1. "I got sick from the food we ate at a restaurant, it did not agree with my stomach. On the freeway on the way home, I just couldn't 'hold it' anymore. My date kindly and quickly pulled off the road on an offramp, and I jumped out. It was desert terrain... No bushes!“
In the cool night air, with only my date's car shielding me from the freeway, I had to relieve myself to end my gastrointestinal torture. When I was done... no toilet paper. My date went to his trunk and retrieved one of his custom-tailored white French-cuff suit shirts that was supposed to be dropped off at the cleaners the next morning... He donated the shirt to my cause. We left the shirt by the road side, BTW.
Although totally embarrassed and humiliated, I got back into the car. Not only did my date handle the entire situation with compassion (although he still calls me Freeway), he took me back to the restaurant and raised a little hell about the incident their food had just created. We not only continued to date, we married and just celebrated 17 years in April.
2. "I went on a date with a guy who seemed totally normal, and together for the first half of the date, but then he started talking about these flowers that he grew, and how the flowers told him secrets, and expanded his mind, and made him whole. Took me a minute to realize he was saying that he grew pot, and consumed massive quantities of it every day. And it was apparently his whole life. Then he 'forgot' his wallet when the check came. Yeah, that was enough."
3. "On our first date, I had a boy pick me up in an old Bobtail loaded with cattle. The cows were crapping over the side of the truck onto my parents' suburban sidewalk. I married him."
4. "One date I went on, the guy told me that he was addicted to coke."
5. "He was studying a degree in Forensic Science at the time and told me, 'I know how to get rid of a body so no one would ever know it was me, or where to find it.' Needless to say, I didn't pursue this romantic endeavour."

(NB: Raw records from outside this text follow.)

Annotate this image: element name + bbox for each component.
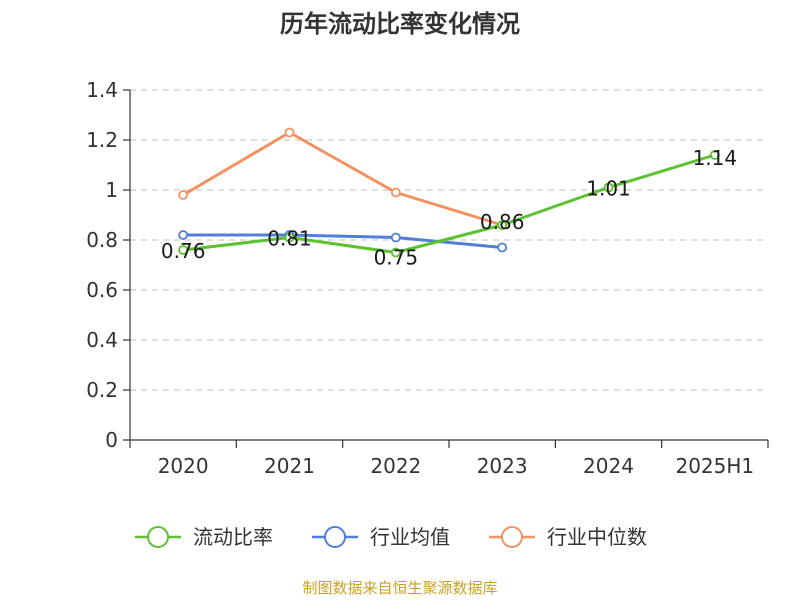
data-label: 0.81 xyxy=(267,227,312,251)
data-point[interactable] xyxy=(390,247,401,258)
data-label: 0.86 xyxy=(480,210,525,234)
data-point[interactable] xyxy=(284,232,295,243)
data-point[interactable] xyxy=(178,190,189,200)
y-tick-label: 1.2 xyxy=(86,128,118,152)
data-label: 1.14 xyxy=(693,146,738,170)
series-line xyxy=(182,131,503,227)
chart-title: 历年流动比率变化情况 xyxy=(280,10,520,38)
legend-label: 行业均值 xyxy=(370,525,450,549)
data-label: 0.75 xyxy=(374,246,419,270)
data-point[interactable] xyxy=(178,245,189,255)
data-point[interactable] xyxy=(390,232,401,243)
data-labels: 0.76 0.81 0.75 0.86 1.01 1.14 xyxy=(161,146,737,270)
data-label: 0.76 xyxy=(161,239,206,263)
series-0 xyxy=(178,150,720,258)
x-tick-label: 2024 xyxy=(583,454,634,478)
x-tick-label: 2021 xyxy=(264,454,315,478)
data-point[interactable] xyxy=(390,187,401,198)
legend-swatch-marker xyxy=(324,526,346,548)
series-line xyxy=(183,233,503,249)
legend-item[interactable]: 行业均值 xyxy=(312,525,450,549)
legend-item[interactable]: 流动比率 xyxy=(135,525,273,549)
source-note: 制图数据来自恒生聚源数据库 xyxy=(302,579,497,597)
y-tick-label: 0.8 xyxy=(86,228,118,252)
data-point[interactable] xyxy=(497,242,508,253)
series-line xyxy=(182,153,716,254)
y-tick-label: 0.2 xyxy=(86,378,118,402)
y-tick-label: 1.4 xyxy=(86,78,118,102)
y-tick-label: 0.4 xyxy=(86,328,118,352)
data-point[interactable] xyxy=(178,230,189,240)
series xyxy=(178,127,720,258)
legend-label: 行业中位数 xyxy=(547,525,647,549)
legend-swatch-marker xyxy=(501,526,523,548)
data-label: 1.01 xyxy=(586,177,631,201)
series-1 xyxy=(178,230,508,253)
y-tick-label: 1 xyxy=(105,178,118,202)
x-tick-label: 2020 xyxy=(158,454,209,478)
legend-item[interactable]: 行业中位数 xyxy=(489,525,647,549)
data-point[interactable] xyxy=(284,127,295,138)
series-2 xyxy=(178,127,508,230)
data-point[interactable] xyxy=(603,182,614,193)
data-point[interactable] xyxy=(709,150,720,160)
legend-label: 流动比率 xyxy=(193,525,273,549)
x-tick-label: 2023 xyxy=(477,454,528,478)
y-tick-label: 0 xyxy=(105,428,118,452)
x-tick-label: 2022 xyxy=(370,454,421,478)
legend-swatch-marker xyxy=(147,526,169,548)
data-point[interactable] xyxy=(497,220,508,230)
y-tick-label: 0.6 xyxy=(86,278,118,302)
x-tick-label: 2025H1 xyxy=(675,454,754,478)
legend[interactable]: 流动比率 行业均值 行业中位数 xyxy=(135,525,647,549)
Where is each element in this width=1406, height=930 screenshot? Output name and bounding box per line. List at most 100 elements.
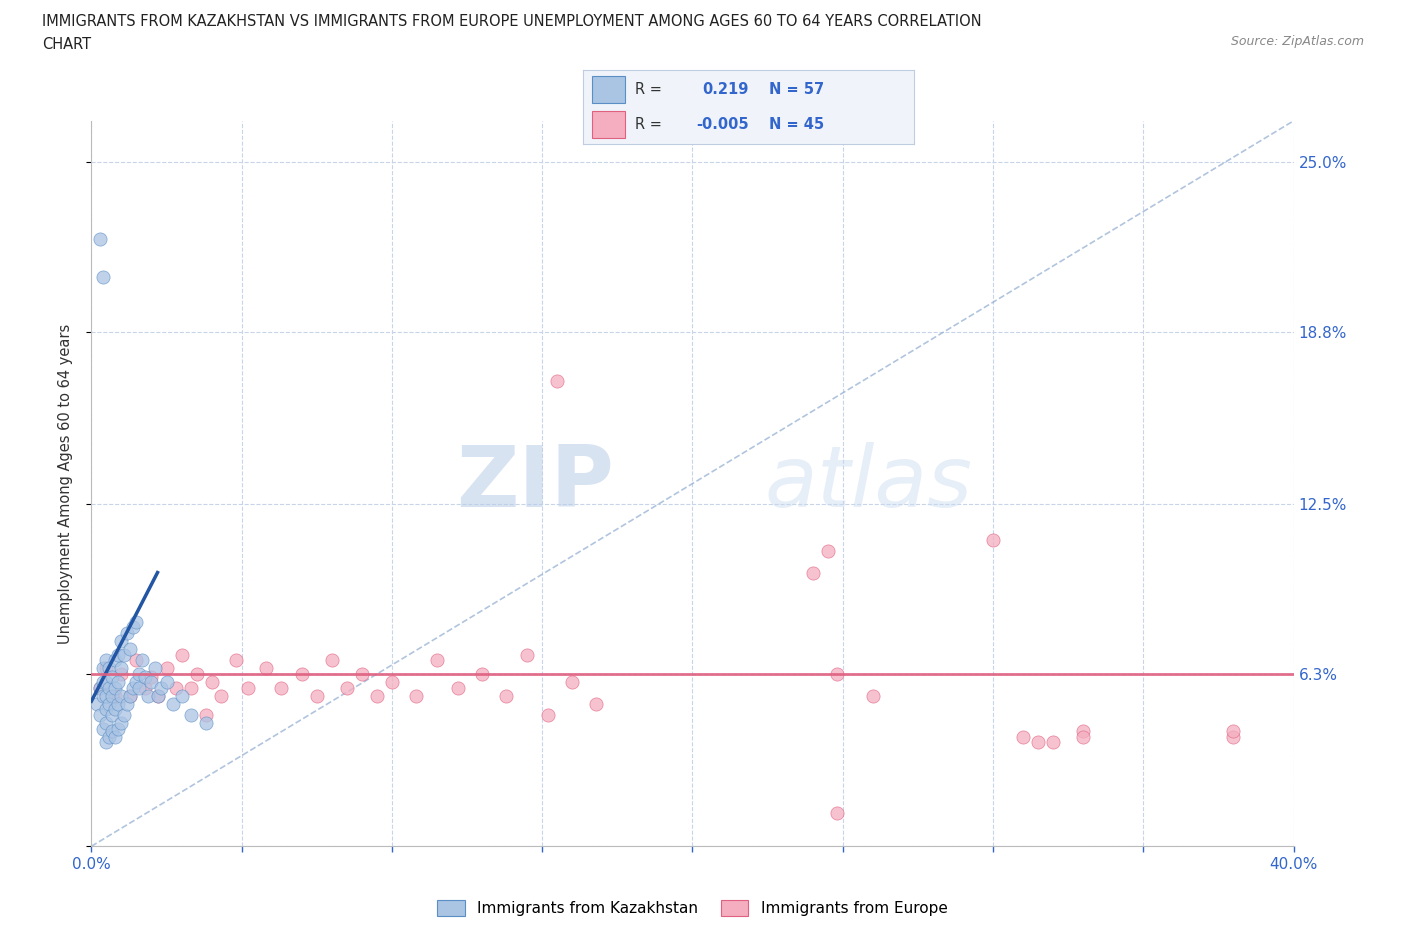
Point [1071, 724, 1094, 738]
Point [89, 708, 111, 723]
Point [801, 565, 824, 580]
Point [447, 680, 470, 695]
Point [817, 543, 839, 558]
Point [98, 680, 121, 695]
Point [236, 680, 259, 695]
Point [117, 697, 139, 711]
Point [209, 688, 232, 703]
Point [1042, 735, 1064, 750]
Point [107, 721, 129, 736]
Point [134, 670, 156, 684]
Point [96, 661, 118, 676]
Text: N = 57: N = 57 [769, 83, 824, 98]
Point [101, 688, 124, 703]
Point [86, 697, 108, 711]
Point [141, 674, 163, 689]
Y-axis label: Unemployment Among Ages 60 to 64 years: Unemployment Among Ages 60 to 64 years [58, 324, 73, 644]
Point [104, 702, 127, 717]
Point [170, 647, 193, 662]
Point [155, 661, 177, 676]
Point [138, 688, 160, 703]
Point [131, 653, 153, 668]
Text: R =: R = [634, 83, 662, 98]
Point [170, 688, 193, 703]
Point [101, 670, 124, 684]
Point [122, 680, 145, 695]
Point [120, 642, 142, 657]
FancyBboxPatch shape [592, 76, 624, 103]
Point [134, 680, 156, 695]
Point [117, 625, 139, 640]
Point [96, 674, 118, 689]
Point [180, 708, 202, 723]
Point [1012, 729, 1035, 744]
Legend: Immigrants from Kazakhstan, Immigrants from Europe: Immigrants from Kazakhstan, Immigrants f… [432, 894, 953, 922]
Text: ZIP: ZIP [457, 442, 614, 525]
Point [93, 688, 115, 703]
Point [471, 667, 494, 682]
Point [107, 697, 129, 711]
Point [101, 724, 124, 738]
Point [110, 661, 132, 676]
Point [149, 680, 172, 695]
Point [125, 653, 148, 668]
Point [122, 620, 145, 635]
Point [104, 688, 127, 703]
Point [96, 653, 118, 668]
Point [93, 270, 115, 285]
Point [120, 688, 142, 703]
Point [981, 532, 1004, 547]
Point [537, 708, 560, 723]
Point [143, 661, 166, 676]
Text: atlas: atlas [765, 442, 973, 525]
Text: R =: R = [634, 116, 662, 131]
Point [107, 674, 129, 689]
Point [98, 729, 121, 744]
Point [825, 667, 848, 682]
Text: N = 45: N = 45 [769, 116, 824, 131]
Point [825, 806, 848, 821]
Point [350, 667, 373, 682]
Point [104, 653, 127, 668]
Point [862, 688, 884, 703]
Point [1026, 735, 1049, 750]
Point [180, 680, 202, 695]
Point [107, 647, 129, 662]
Point [128, 680, 150, 695]
Point [125, 615, 148, 630]
Point [93, 674, 115, 689]
Point [201, 674, 224, 689]
Point [1222, 724, 1244, 738]
Point [305, 688, 328, 703]
Point [155, 674, 177, 689]
Point [128, 667, 150, 682]
Point [162, 697, 184, 711]
Point [101, 708, 124, 723]
Point [110, 688, 132, 703]
Point [1071, 729, 1094, 744]
Point [125, 674, 148, 689]
Point [366, 688, 388, 703]
Text: IMMIGRANTS FROM KAZAKHSTAN VS IMMIGRANTS FROM EUROPE UNEMPLOYMENT AMONG AGES 60 : IMMIGRANTS FROM KAZAKHSTAN VS IMMIGRANTS… [42, 14, 981, 29]
Point [561, 674, 583, 689]
Point [225, 653, 247, 668]
Point [194, 708, 217, 723]
Point [426, 653, 449, 668]
Point [93, 721, 115, 736]
Text: 0.219: 0.219 [703, 83, 749, 98]
Point [495, 688, 517, 703]
Text: -0.005: -0.005 [696, 116, 748, 131]
Text: CHART: CHART [42, 37, 91, 52]
Point [110, 633, 132, 648]
Point [104, 729, 127, 744]
Point [1222, 729, 1244, 744]
Point [110, 716, 132, 731]
Text: Source: ZipAtlas.com: Source: ZipAtlas.com [1230, 35, 1364, 48]
Point [381, 674, 404, 689]
Point [165, 680, 187, 695]
Point [516, 647, 538, 662]
Point [96, 702, 118, 717]
Point [93, 661, 115, 676]
Point [146, 688, 169, 703]
Point [110, 667, 132, 682]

6. "It was his birthday, so I offered to take him out to a nice rooftop restaurant. The drinks came and one of them spilled on the table, he stopped the waitress from wiping it up and proceeded to slurp it off of the table and said 'these drinks ain't cheap' (as though he was paying). Then he spent the rest of the night on his phone.
7. "The 'gentleman' told me that he did not believe in domestic violence as a crime since it was needed to keep women in their place."
8. "He talked like a baby. He put chopsticks in his mouth and pretended to be a mammoth."
9. "He apologized for slavery over dinner."
10. "It was wing night, we ordered 40 wings, he left me four. Just four."